- Artist: Thomas Davidson
- Year: 1894
- Type: Oil on canvas, genre painting
- Dimensions: 91.8 cm × 71.1 cm (36.1 in × 28.0 in)
- Location: National Maritime Museum, London;

= England's Pride and Glory =

Painting by Thomas Davidson

England's Pride and Glory is an 1894 oil painting by the British artist Thomas Davidson. Produced in the late Victorian era, it shows a scene in the Painted Hall of the Royal Naval College at the site of the historic Greenwich Hospital. A young naval cadet accompanied by his mother is shown looking at the Portrait of Horatio Nelson by Lemuel Francis Abbott, a source of patriotic inspiration. The boy's enraptured expression is likely combined with his mother's advice that he should seek to emulate the long-dead admiral. It was part of a wider nostalgia for the era of the Age of Sail. Also shown are Victory of the Nile by George Arnald and Nelson in Conflict with a Spanish Launch by Richard Westall.

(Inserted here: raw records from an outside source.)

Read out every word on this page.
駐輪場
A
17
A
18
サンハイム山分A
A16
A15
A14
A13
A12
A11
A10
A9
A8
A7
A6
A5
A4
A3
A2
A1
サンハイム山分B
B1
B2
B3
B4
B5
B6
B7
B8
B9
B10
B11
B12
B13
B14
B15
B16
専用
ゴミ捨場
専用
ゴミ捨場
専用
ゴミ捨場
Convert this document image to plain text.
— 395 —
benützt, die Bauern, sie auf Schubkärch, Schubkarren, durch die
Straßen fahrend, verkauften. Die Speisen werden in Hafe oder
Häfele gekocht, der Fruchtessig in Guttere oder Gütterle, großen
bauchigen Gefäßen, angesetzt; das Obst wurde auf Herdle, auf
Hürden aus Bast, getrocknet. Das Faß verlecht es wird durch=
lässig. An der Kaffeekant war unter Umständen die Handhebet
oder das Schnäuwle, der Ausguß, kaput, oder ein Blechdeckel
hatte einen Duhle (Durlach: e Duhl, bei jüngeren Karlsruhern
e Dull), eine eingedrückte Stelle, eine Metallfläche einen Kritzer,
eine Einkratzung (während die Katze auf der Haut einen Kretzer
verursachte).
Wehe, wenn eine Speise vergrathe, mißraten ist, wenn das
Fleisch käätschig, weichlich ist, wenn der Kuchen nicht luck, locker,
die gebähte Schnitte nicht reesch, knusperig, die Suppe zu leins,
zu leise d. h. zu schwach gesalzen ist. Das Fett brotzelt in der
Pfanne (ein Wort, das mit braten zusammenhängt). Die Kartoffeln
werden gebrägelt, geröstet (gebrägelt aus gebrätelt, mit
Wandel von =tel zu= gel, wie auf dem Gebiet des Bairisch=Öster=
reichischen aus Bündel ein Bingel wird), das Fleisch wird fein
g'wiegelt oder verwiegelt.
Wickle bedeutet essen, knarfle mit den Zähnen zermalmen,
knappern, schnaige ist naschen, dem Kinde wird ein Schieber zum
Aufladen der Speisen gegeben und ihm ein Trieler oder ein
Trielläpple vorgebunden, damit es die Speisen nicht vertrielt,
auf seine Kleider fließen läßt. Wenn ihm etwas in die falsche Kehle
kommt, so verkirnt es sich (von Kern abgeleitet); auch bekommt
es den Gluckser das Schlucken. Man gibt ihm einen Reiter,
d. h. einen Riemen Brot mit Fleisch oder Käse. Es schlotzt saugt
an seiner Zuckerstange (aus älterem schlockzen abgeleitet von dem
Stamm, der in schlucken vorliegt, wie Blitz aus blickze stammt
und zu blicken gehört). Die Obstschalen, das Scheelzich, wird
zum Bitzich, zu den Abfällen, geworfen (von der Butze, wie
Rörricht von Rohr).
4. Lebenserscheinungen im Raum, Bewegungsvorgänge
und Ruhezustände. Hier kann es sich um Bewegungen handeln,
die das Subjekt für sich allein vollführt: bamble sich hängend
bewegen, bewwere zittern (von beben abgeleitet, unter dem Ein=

Davidson's painting is now in the collection of the National Maritime Museum, along with the three pictures depicted in the work.

==Bibliography==
- Begiato, Joanne, Thayer, Johnathan & Downing, Karen (eds.) Negotiating Masculinities and Modernity in the Maritime World, 1815–1940: A Sailor’s Progress?. Springer International Publishing, 2022.
- Gill, Ellen. Naval Families, War and Duty in Britain, 1740-1820. Boydell Press, 2016.